Three 12'' Sourdough Calzone Skins

Posted by francis keyser Tuesday, July 7, 2009
Taste Level: GR
Cost: $20 and under
Makes: 3 12 inch Calzone skins
Prep Time: 12-24 hours
Cook Time: 0 min.
Difficulty: 1

I went ahead and broke this down into its own post due to how long of a process it was. This sourdough Calzone Skin recipe is based off of the Pizza skin recipe from "The Cheese Board Collective Works" and is the sourdough used by Arizmendi Bakery for their bread and pizza.

Ingredients:
Dough
1 cup lukewarm water
1 1/3 cup bread flour

Calzone dough
3 1/4 cup bread flour
1 1/2 cup cool water
1 1/2 tsp kosher salt
1/2 cup sourdough starter

To reinvigorate your refrigerated starter, remove it from fridge, discard all but 1/4 cup, and stir in 1/2 cup water and 2/3 cup bread flour. Cover and let stand at room temperature for 24 hours. Once more place 1/4 cup starter in a glass mixing bowl and stir in 1 cup lukewarm water. Once mixed stir in 1 1/3 cup bread flour until smooth and thick. Cover with plastic and let sit 12-24 hours before using to bake (the longer you let it sit the denser the dough will be.)
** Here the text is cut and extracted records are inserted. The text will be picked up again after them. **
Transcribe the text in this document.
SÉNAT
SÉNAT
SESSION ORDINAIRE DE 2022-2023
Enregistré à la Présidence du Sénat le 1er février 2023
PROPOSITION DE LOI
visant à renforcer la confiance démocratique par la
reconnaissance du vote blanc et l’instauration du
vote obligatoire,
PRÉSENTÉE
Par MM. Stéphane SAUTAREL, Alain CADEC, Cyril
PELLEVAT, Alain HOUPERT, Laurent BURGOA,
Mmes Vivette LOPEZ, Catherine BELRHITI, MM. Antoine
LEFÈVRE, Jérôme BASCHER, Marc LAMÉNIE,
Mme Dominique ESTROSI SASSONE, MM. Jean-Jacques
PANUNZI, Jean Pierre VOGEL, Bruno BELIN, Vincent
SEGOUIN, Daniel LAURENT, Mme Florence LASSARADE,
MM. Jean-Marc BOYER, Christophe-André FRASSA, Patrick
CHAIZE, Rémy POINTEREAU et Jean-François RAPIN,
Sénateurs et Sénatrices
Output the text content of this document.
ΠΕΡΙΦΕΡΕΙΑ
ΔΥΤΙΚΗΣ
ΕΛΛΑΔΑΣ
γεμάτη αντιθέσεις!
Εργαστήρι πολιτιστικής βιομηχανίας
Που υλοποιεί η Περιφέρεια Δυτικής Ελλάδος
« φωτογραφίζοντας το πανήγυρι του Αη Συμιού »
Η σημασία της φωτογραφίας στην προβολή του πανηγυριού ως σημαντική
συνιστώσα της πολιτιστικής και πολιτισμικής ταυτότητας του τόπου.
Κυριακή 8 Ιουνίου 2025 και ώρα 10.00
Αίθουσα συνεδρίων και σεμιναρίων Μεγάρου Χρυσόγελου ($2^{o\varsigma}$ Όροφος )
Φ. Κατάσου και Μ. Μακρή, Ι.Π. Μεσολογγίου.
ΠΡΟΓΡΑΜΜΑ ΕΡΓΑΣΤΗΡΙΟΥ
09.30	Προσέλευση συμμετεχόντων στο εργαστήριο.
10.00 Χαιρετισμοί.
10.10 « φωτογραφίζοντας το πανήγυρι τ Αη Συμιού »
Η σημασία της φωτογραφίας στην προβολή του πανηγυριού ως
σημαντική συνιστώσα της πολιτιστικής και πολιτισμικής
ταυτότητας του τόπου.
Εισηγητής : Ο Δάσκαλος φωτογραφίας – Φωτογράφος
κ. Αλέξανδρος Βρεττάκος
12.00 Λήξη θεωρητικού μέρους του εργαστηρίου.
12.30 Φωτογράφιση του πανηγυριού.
Calzone dough (Mixer and by hand instructions)
Mixer
Put 3 cups of flour into the bowl of a stand mixer and add the water. Turn mixer to low using your paddle attachment and let mix for 3 minutes or until ingredients are thoroughly combined.

Let rest for 10 minutes, then add the sourdough starter and salt. Switch out the paddle attachment for the hook attachment and turn mixer to medium and let knead for 12 minutes or until soft and tacky (you may need to add a little flour if the dough is too soft and not getting tacky.)

Transfer dough to a lightly floured flat surface and knead by hand for about 5 minutes adding flour as needed until dough is smooth, shinny and passes the windowpane test.

By hand
Put 3 cups of flour into a large bowl and add water. Mix with wooden spoon until the ingredients are thoroughly combined. Let rest for 10 minutes, then add the salt and starter and mix until all ingredients are thoroughly combined.

Transfer dough to flat lightly floured surface and knead for 15 minutes by hand adding flour when necessary to keep it from sticking. Knead until smooth, shinny and passes the windowpane test.

Next step for both ways
Form dough into a ball and place it in a large olive oiled steel bowl. Turn dough in bowl and coat completely with oil. Cover the bowl with plastic wrap or a damp kitchen towel and let rise overnight in the refrigerator. 2-3 hours before using dough remove from refrigerator and let sit out.

Separate dough into three equal portions and roll out into three thin crust calzone skins to make some great calzones!